Where to stream it: BFI Player

With ascetic, Bressonian camerawork and laser-sharp monochromatic cinematography, Paweł Pawlikowski’s Oscar-winning Ida is a far warmer a movie that its visuals let on. Starring Agata Trzebuchowska in the inscrutable titular role, we watch a young novitiate embark on a road trip with her freewheeling aunt, bent on discovering a family secret involving the German occupation of Poland during WWII. A woozily romantic dance set to John Coltrane’s “Naima” is one highlight, but it’s the overall atmosphere of familial reconciliation and identity searching that truly marks this work – the stakes involved when women are asked to abandon their every instinct in order to forge an unfettered connection to God.

 

Novitiate (2017)

Where to stream it: Prime Video

Depicting the Catholic nunnery as a nefarious system that attracts and then preys upon the weak, Novitiate introduces a group of postulants in the 1950s who are looking to the habit as a way to find meaning in their lives.

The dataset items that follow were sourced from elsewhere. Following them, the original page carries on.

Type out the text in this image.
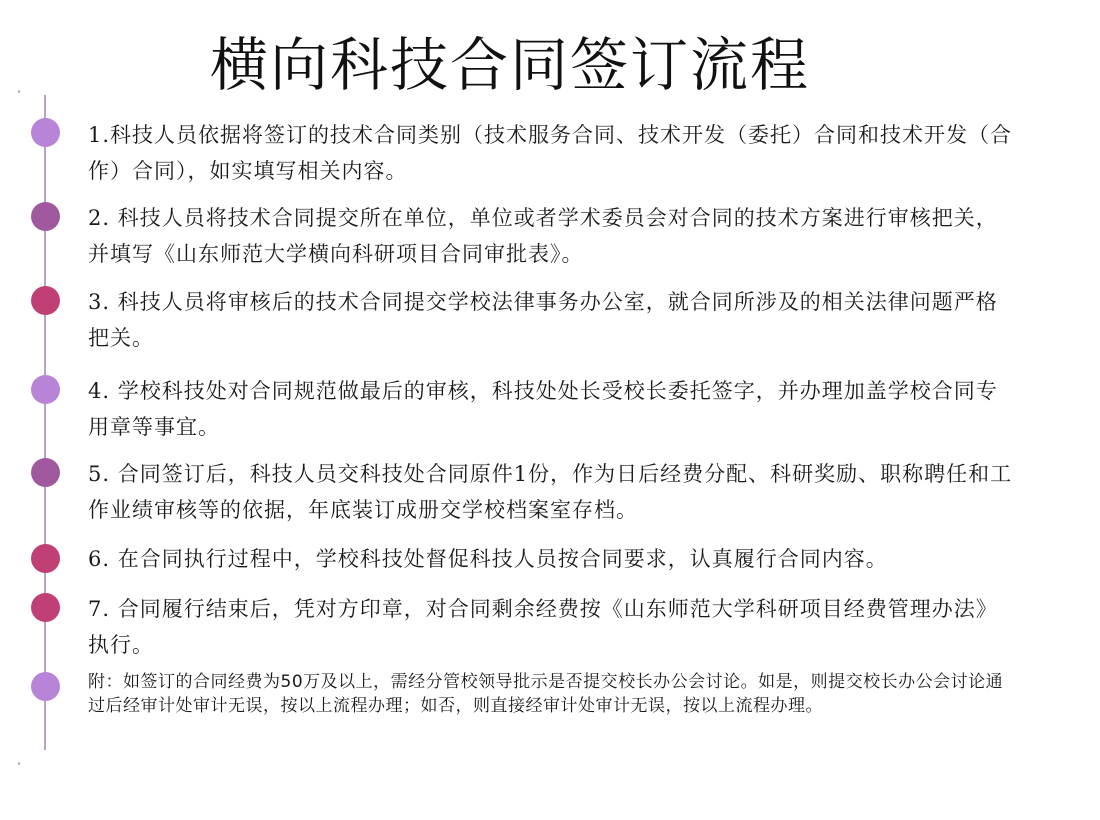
横向科技合同签订流程
1.科技人员依据将签订的技术合同类别（技术服务合同、技术开发（委托）合同和技术开发（合作）合同），如实填写相关内容。
2. 科技人员将技术合同提交所在单位，单位或者学术委员会对合同的技术方案进行审核把关，并填写《山东师范大学横向科研项目合同审批表》。
3. 科技人员将审核后的技术合同提交学校法律事务办公室，就合同所涉及的相关法律问题严格把关。
4. 学校科技处对合同规范做最后的审核，科技处处长受校长委托签字，并办理加盖学校合同专用章等事宜。
5. 合同签订后，科技人员交科技处合同原件1份，作为日后经费分配、科研奖励、职称聘任和工作业绩审核等的依据，年底装订成册交学校档案室存档。
6. 在合同执行过程中，学校科技处督促科技人员按合同要求，认真履行合同内容。
7. 合同履行结束后，凭对方印章，对合同剩余经费按《山东师范大学科研项目经费管理办法》执行。
附：如签订的合同经费为50万及以上，需经分管校领导批示是否提交校长办公会讨论。如是，则提交校长办公会讨论通过后经审计处审计无误，按以上流程办理；如否，则直接经审计处审计无误，按以上流程办理。
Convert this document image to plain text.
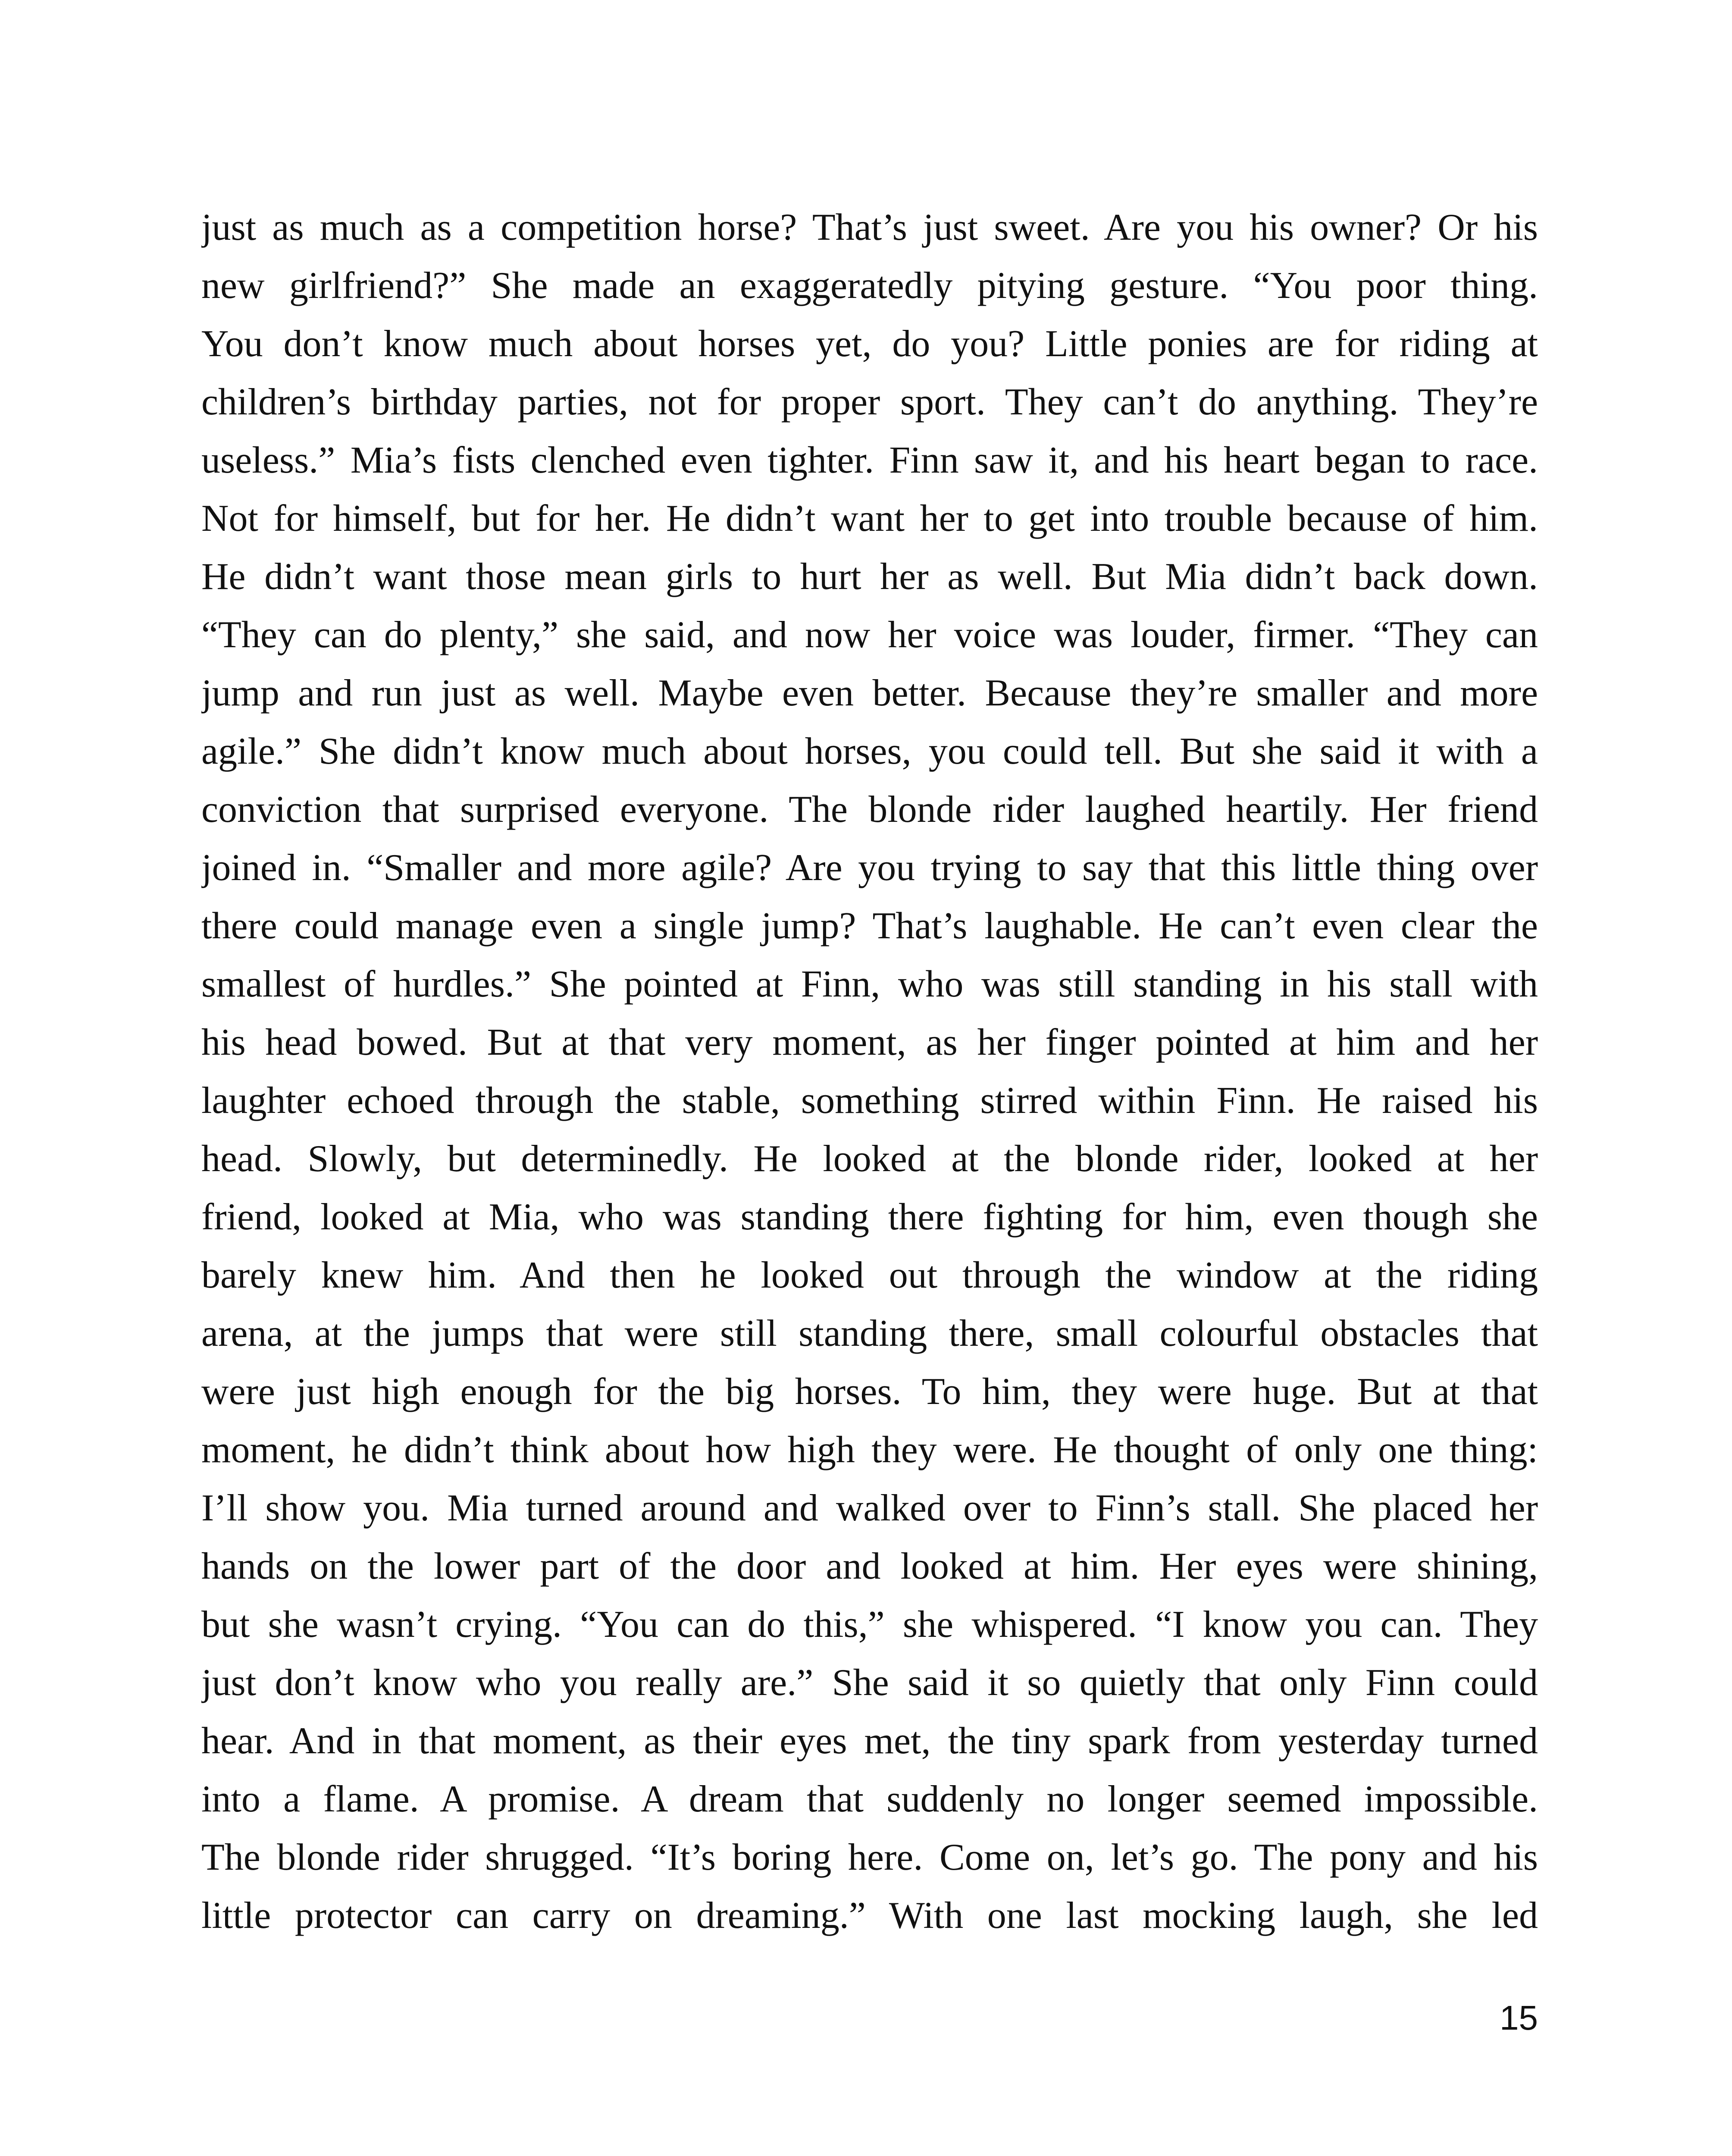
just as much as a competition horse? That’s just sweet. Are you his owner? Or his
new girlfriend?” She made an exaggeratedly pitying gesture. “You poor thing.
You don’t know much about horses yet, do you? Little ponies are for riding at
children’s birthday parties, not for proper sport. They can’t do anything. They’re
useless.” Mia’s fists clenched even tighter. Finn saw it, and his heart began to race.
Not for himself, but for her. He didn’t want her to get into trouble because of him.
He didn’t want those mean girls to hurt her as well. But Mia didn’t back down.
“They can do plenty,” she said, and now her voice was louder, firmer. “They can
jump and run just as well. Maybe even better. Because they’re smaller and more
agile.” She didn’t know much about horses, you could tell. But she said it with a
conviction that surprised everyone. The blonde rider laughed heartily. Her friend
joined in. “Smaller and more agile? Are you trying to say that this little thing over
there could manage even a single jump? That’s laughable. He can’t even clear the
smallest of hurdles.” She pointed at Finn, who was still standing in his stall with
his head bowed. But at that very moment, as her finger pointed at him and her
laughter echoed through the stable, something stirred within Finn. He raised his
head. Slowly, but determinedly. He looked at the blonde rider, looked at her
friend, looked at Mia, who was standing there fighting for him, even though she
barely knew him. And then he looked out through the window at the riding
arena, at the jumps that were still standing there, small colourful obstacles that
were just high enough for the big horses. To him, they were huge. But at that
moment, he didn’t think about how high they were. He thought of only one thing:
I’ll show you. Mia turned around and walked over to Finn’s stall. She placed her
hands on the lower part of the door and looked at him. Her eyes were shining,
but she wasn’t crying. “You can do this,” she whispered. “I know you can. They
just don’t know who you really are.” She said it so quietly that only Finn could
hear. And in that moment, as their eyes met, the tiny spark from yesterday turned
into a flame. A promise. A dream that suddenly no longer seemed impossible.
The blonde rider shrugged. “It’s boring here. Come on, let’s go. The pony and his
little protector can carry on dreaming.” With one last mocking laugh, she led
15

One member of the group, Sister Cathleen (Margaret Qualley), takes her novitiate vows of poverty, chastity and obedience to the extreme – refusing visits from her mother, and eventually starving herself in order to feel God’s love. The church’s transition to Vatican II’s softer teachings, which disavow such extreme acts of self-flagellation, is unwelcomed by Reverend Mother Marie Saint-Clair (Melissa Leo), whose sadism forces Cathleen to seek sapphic comfort in the arms of a fellow Sister.

Benedetta is released in UK cinemas on 15 April.